NNS020807-07. HARM Upgrade Live Fire Experiences Successful Test
By Vicky Falcon, NAVAIR Public Affairs
CHINA LAKE, Calif. (NNS) -- The International High-Speed Anti-Radiation Missile (HARM) Upgrade Project (IHUP) successfully completed its second Precision Navigation Upgrade (PNU) test at the Naval Air Systems Command (NAVAIR) western test range last week.
The Precision Navigation Upgrade is designed to greatly improve HARM's capability to detect, locate and destroy enemy air defenses. It will improve HARM's accuracy in restrictive areas in order to minimize collateral damage and fratricide to non-military targets. This is to be accomplished through the inclusion of the global positioning system and a new inertial measurement unit (GPS/IMU).
The GPS/IMU improvements will enhance the anti-radiation homing capability to destroy surface-to-air missile sites in specific missile impact zones. Operators may also input zones of exclusion to prevent the anti-radiation homing from searching over specific geographic locations preventing the destruction of non-military targets.
This week's live firing was performed to demonstrate the missile's ability to identify a target outside the missile impact zone and flex to a secondary target within the zone.
All test objectives were achieved; the missile successfully identified, tracked and guided to the simulated air defense radar target, passing within lethal radius of the HARM warhead and impacting within the specified impact zone.
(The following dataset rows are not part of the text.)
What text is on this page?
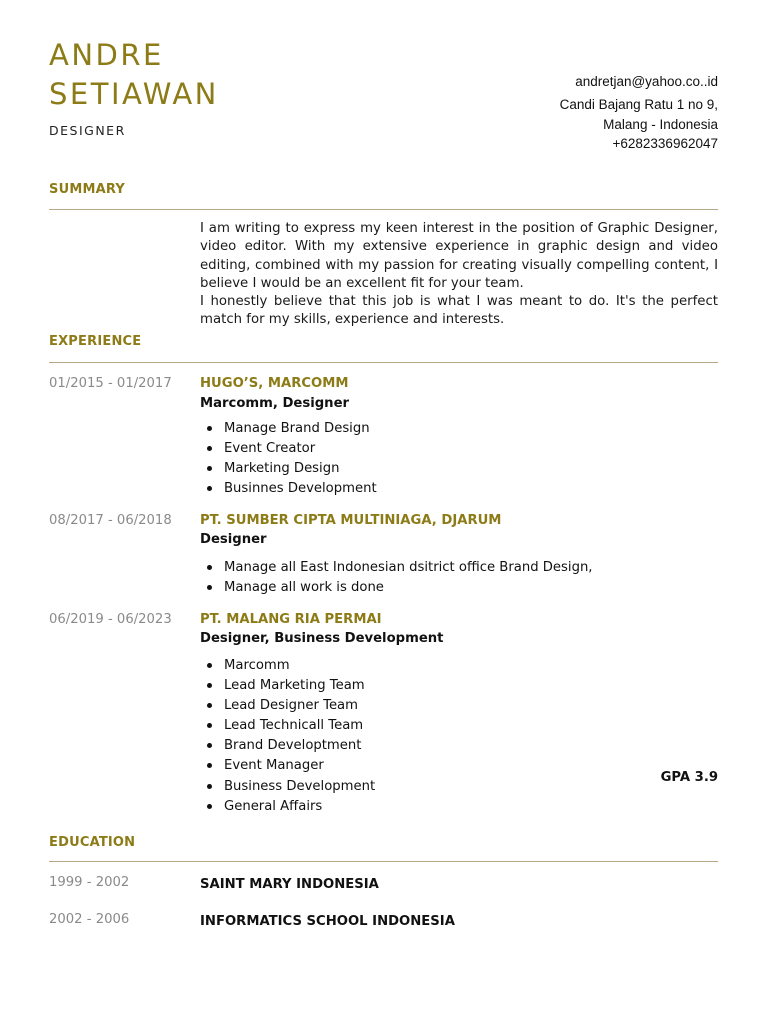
ANDRE
SETIAWAN
DESIGNER
andretjan@yahoo.co..id
Candi Bajang Ratu 1 no 9,
Malang - Indonesia
+6282336962047
SUMMARY

I am writing to express my keen interest in the position of Graphic Designer, video editor. With my extensive experience in graphic design and video editing, combined with my passion for creating visually compelling content, I believe I would be an excellent fit for your team.

I honestly believe that this job is what I was meant to do. It's the perfect match for my skills, experience and interests.

EXPERIENCE
01/2015 - 01/2017 HUGO’S, MARCOMM
Marcomm, Designer
Manage Brand Design
Event Creator
Marketing Design
Businnes Development
08/2017 - 06/2018 PT. SUMBER CIPTA MULTINIAGA, DJARUM
Designer
Manage all East Indonesian dsitrict office Brand Design,
Manage all work is done
06/2019 - 06/2023 PT. MALANG RIA PERMAI
Designer, Business Development
Marcomm
Lead Marketing Team
Lead Designer Team
Lead Technicall Team
Brand Developtment
Event Manager
Business Development
General Affairs
GPA 3.9
EDUCATION
1999 - 2002	SAINT MARY INDONESIA
2002 - 2006	INFORMATICS SCHOOL INDONESIA
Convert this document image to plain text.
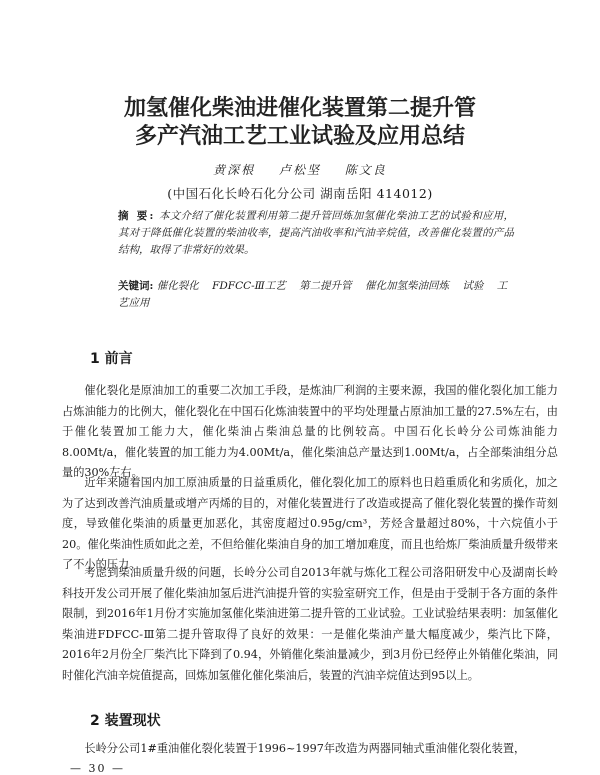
加氢催化柴油进催化装置第二提升管
多产汽油工艺工业试验及应用总结
黄深根 卢松坚 陈文良
(中国石化长岭石化分公司 湖南岳阳 414012)
摘 要: 本文介绍了催化装置利用第二提升管回炼加氢催化柴油工艺的试验和应用，其对于降低催化装置的柴油收率，提高汽油收率和汽油辛烷值，改善催化装置的产品结构，取得了非常好的效果。
关键词: 催化裂化 FDFCC-Ⅲ工艺 第二提升管 催化加氢柴油回炼 试验 工艺应用
1 前言

催化裂化是原油加工的重要二次加工手段，是炼油厂利润的主要来源，我国的催化裂化加工能力占炼油能力的比例大，催化裂化在中国石化炼油装置中的平均处理量占原油加工量的27.5%左右，由于催化装置加工能力大，催化柴油占柴油总量的比例较高。中国石化长岭分公司炼油能力8.00Mt/a，催化装置的加工能力为4.00Mt/a，催化柴油总产量达到1.00Mt/a，占全部柴油组分总量的30%左右。

近年来随着国内加工原油质量的日益重质化，催化裂化加工的原料也日趋重质化和劣质化，加之为了达到改善汽油质量或增产丙烯的目的，对催化装置进行了改造或提高了催化裂化装置的操作苛刻度，导致催化柴油的质量更加恶化，其密度超过0.95g/cm³，芳烃含量超过80%，十六烷值小于20。催化柴油性质如此之差，不但给催化柴油自身的加工增加难度，而且也给炼厂柴油质量升级带来了不小的压力。

考虑到柴油质量升级的问题，长岭分公司自2013年就与炼化工程公司洛阳研发中心及湖南长岭科技开发公司开展了催化柴油加氢后进汽油提升管的实验室研究工作，但是由于受制于各方面的条件限制，到2016年1月份才实施加氢催化柴油进第二提升管的工业试验。工业试验结果表明：加氢催化柴油进FDFCC-Ⅲ第二提升管取得了良好的效果：一是催化柴油产量大幅度减少，柴汽比下降，2016年2月份全厂柴汽比下降到了0.94，外销催化柴油量减少，到3月份已经停止外销催化柴油，同时催化汽油辛烷值提高，回炼加氢催化催化柴油后，装置的汽油辛烷值达到95以上。

2 装置现状

长岭分公司1#重油催化裂化装置于1996~1997年改造为两器同轴式重油催化裂化装置，

— 30 —
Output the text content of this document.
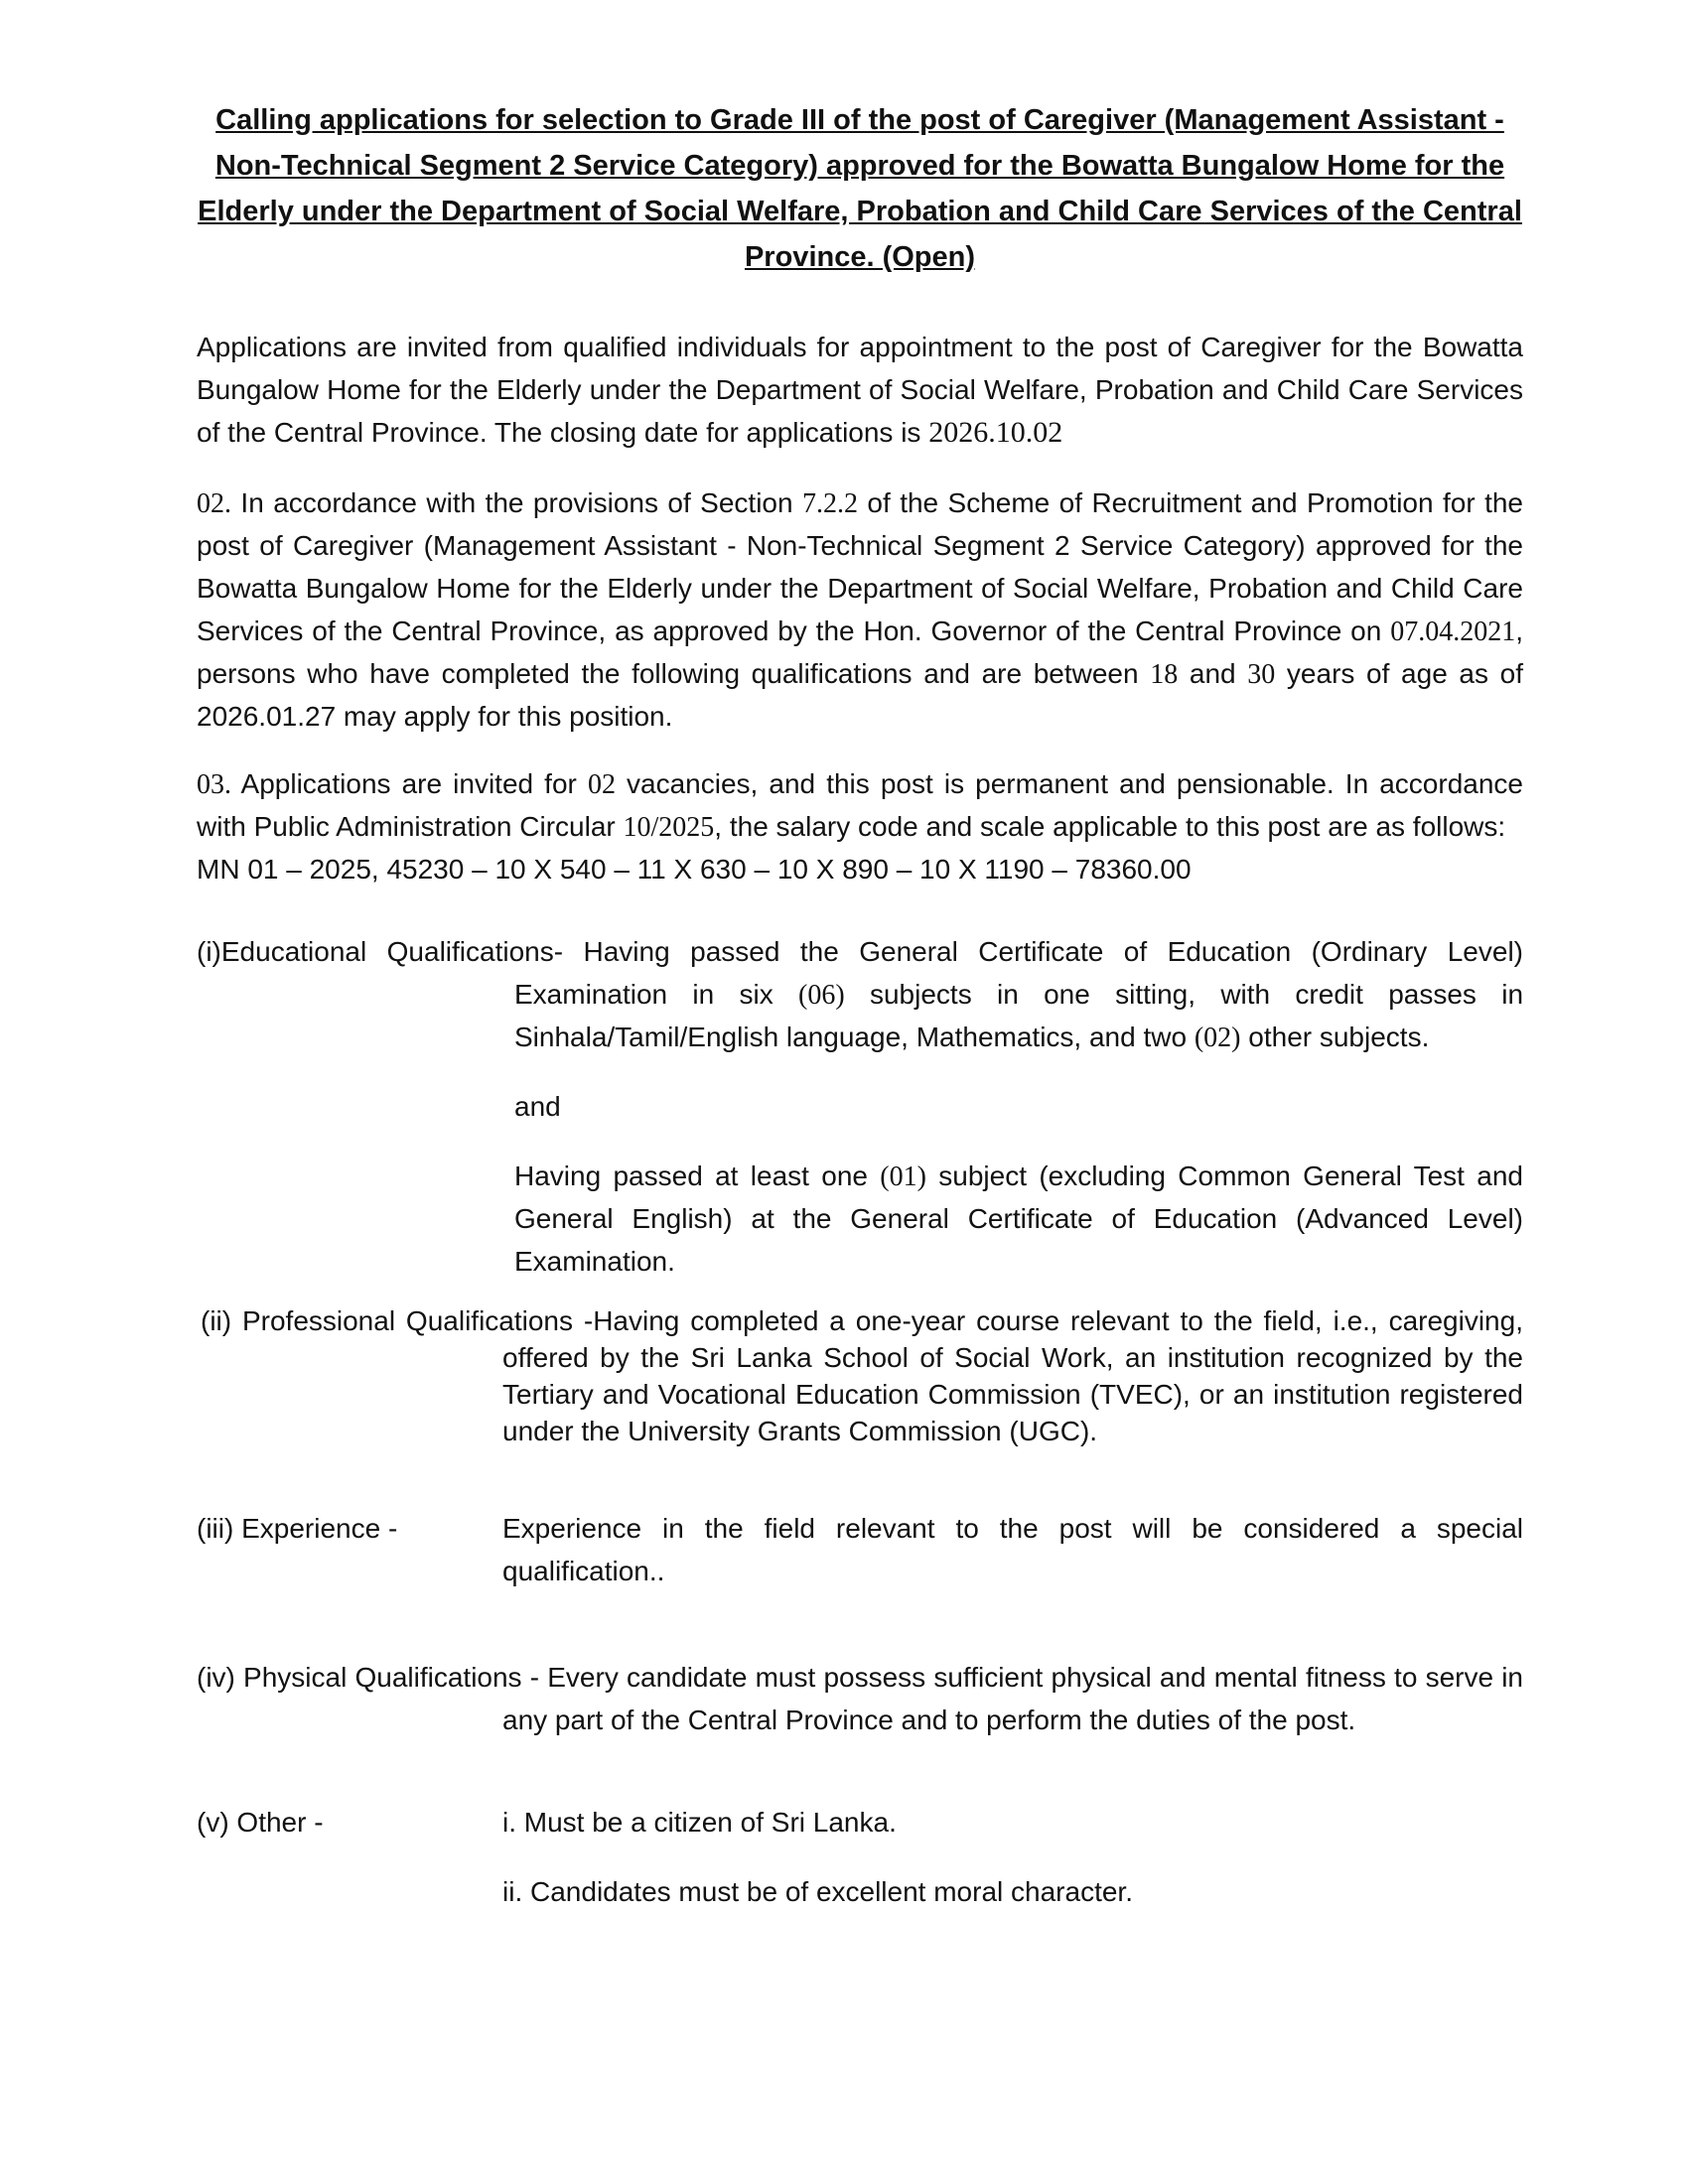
Calling applications for selection to Grade III of the post of Caregiver (Management Assistant -
Non-Technical Segment 2 Service Category) approved for the Bowatta Bungalow Home for the
Elderly under the Department of Social Welfare, Probation and Child Care Services of the Central
Province. (Open)
Applications are invited from qualified individuals for appointment to the post of Caregiver for the Bowatta
Bungalow Home for the Elderly under the Department of Social Welfare, Probation and Child Care Services
of the Central Province. The closing date for applications is 2026.10.02
02. In accordance with the provisions of Section 7.2.2 of the Scheme of Recruitment and Promotion for the
post of Caregiver (Management Assistant - Non-Technical Segment 2 Service Category) approved for the
Bowatta Bungalow Home for the Elderly under the Department of Social Welfare, Probation and Child Care
Services of the Central Province, as approved by the Hon. Governor of the Central Province on 07.04.2021,
persons who have completed the following qualifications and are between 18 and 30 years of age as of
2026.01.27 may apply for this position.
03. Applications are invited for 02 vacancies, and this post is permanent and pensionable. In accordance
with Public Administration Circular 10/2025, the salary code and scale applicable to this post are as follows:
MN 01 – 2025, 45230 – 10 X 540 – 11 X 630 – 10 X 890 – 10 X 1190 – 78360.00
(i)Educational Qualifications- Having passed the General Certificate of Education (Ordinary Level)
Examination in six (06) subjects in one sitting, with credit passes in
Sinhala/Tamil/English language, Mathematics, and two (02) other subjects.
and
Having passed at least one (01) subject (excluding Common General Test and
General English) at the General Certificate of Education (Advanced Level)
Examination.
(ii) Professional Qualifications -Having completed a one-year course relevant to the field, i.e., caregiving,
offered by the Sri Lanka School of Social Work, an institution recognized by the
Tertiary and Vocational Education Commission (TVEC), or an institution registered
under the University Grants Commission (UGC).
(iii) Experience -	Experience in the field relevant to the post will be considered a special
qualification..
(iv) Physical Qualifications - Every candidate must possess sufficient physical and mental fitness to serve in
any part of the Central Province and to perform the duties of the post.
(v) Other -	i. Must be a citizen of Sri Lanka.
ii. Candidates must be of excellent moral character.
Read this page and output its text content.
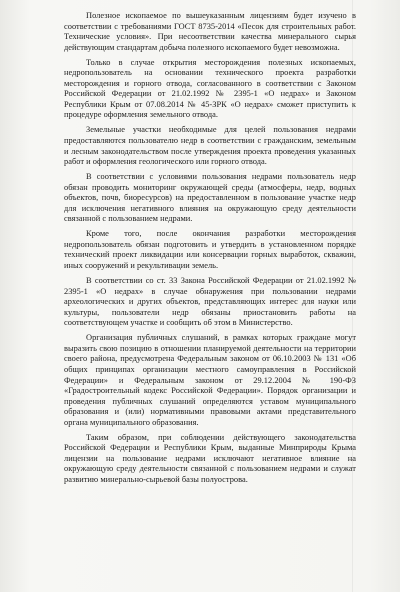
Полезное ископаемое по вышеуказанным лицензиям будет изучено в соответствии с требованиями ГОСТ 8735-2014 «Песок для строительных работ. Технические условия». При несоответствии качества минерального сырья действующим стандартам добыча полезного ископаемого будет невозможна.

Только в случае открытия месторождения полезных ископаемых, недропользователь на основании технического проекта разработки месторождения и горного отвода, согласованного в соответствии с Законом Российской Федерации от 21.02.1992 № 2395-1 «О недрах» и Законом Республики Крым от 07.08.2014 № 45-ЗРК «О недрах» сможет приступить к процедуре оформления земельного отвода.

Земельные участки необходимые для целей пользования недрами предоставляются пользователю недр в соответствии с гражданским, земельным и лесным законодательством после утверждения проекта проведения указанных работ и оформления геологического или горного отвода.

В соответствии с условиями пользования недрами пользователь недр обязан проводить мониторинг окружающей среды (атмосферы, недр, водных объектов, почв, биоресурсов) на предоставленном в пользование участке недр для исключения негативного влияния на окружающую среду деятельности связанной с пользованием недрами.

Кроме того, после окончания разработки месторождения недропользователь обязан подготовить и утвердить в установленном порядке технический проект ликвидации или консервации горных выработок, скважин, иных сооружений и рекультивации земель.

В соответствии со ст. 33 Закона Российской Федерации от 21.02.1992 № 2395-1 «О недрах» в случае обнаружения при пользовании недрами археологических и других объектов, представляющих интерес для науки или культуры, пользователи недр обязаны приостановить работы на соответствующем участке и сообщить об этом в Министерство.

Организация публичных слушаний, в рамках которых граждане могут выразить свою позицию в отношении планируемой деятельности на территории своего района, предусмотрена Федеральным законом от 06.10.2003 № 131 «Об общих принципах организации местного самоуправления в Российской Федерации» и Федеральным законом от 29.12.2004 № 190-ФЗ «Градостроительный кодекс Российской Федерации». Порядок организации и проведения публичных слушаний определяются уставом муниципального образования и (или) нормативными правовыми актами представительного органа муниципального образования.

Таким образом, при соблюдении действующего законодательства Российской Федерации и Республики Крым, выданные Минприроды Крыма лицензии на пользование недрами исключают негативное влияние на окружающую среду деятельности связанной с пользованием недрами и служат развитию минерально-сырьевой базы полуострова.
"The success of the contractor test firings gives us the confidence to move into a compressed government test period," said Capt. Chris Powers, HARM program manager at NAVAIR. "The rigorous and innovative work of our team enables NAVAIR to provide dominant combat effects and matchless capabilities to our warfighters."
Continued hardware and software upgrades have enabled the HARM weapon system to stay abreast of advancing radar threats.
The IHUP is a tri-national cooperative effort between the United States, Germany and Italy to upgrade the hardware and software of both the HARM B and C missiles. The associated contractor team of Raytheon Missile Systems (U.S.), BGT (Germany), and MBDA (Italy) was comprised to conduct each partner nation's respective work share.
The HARM program is managed by the Program Executive Office, Strike Weapons and Unmanned Aviation.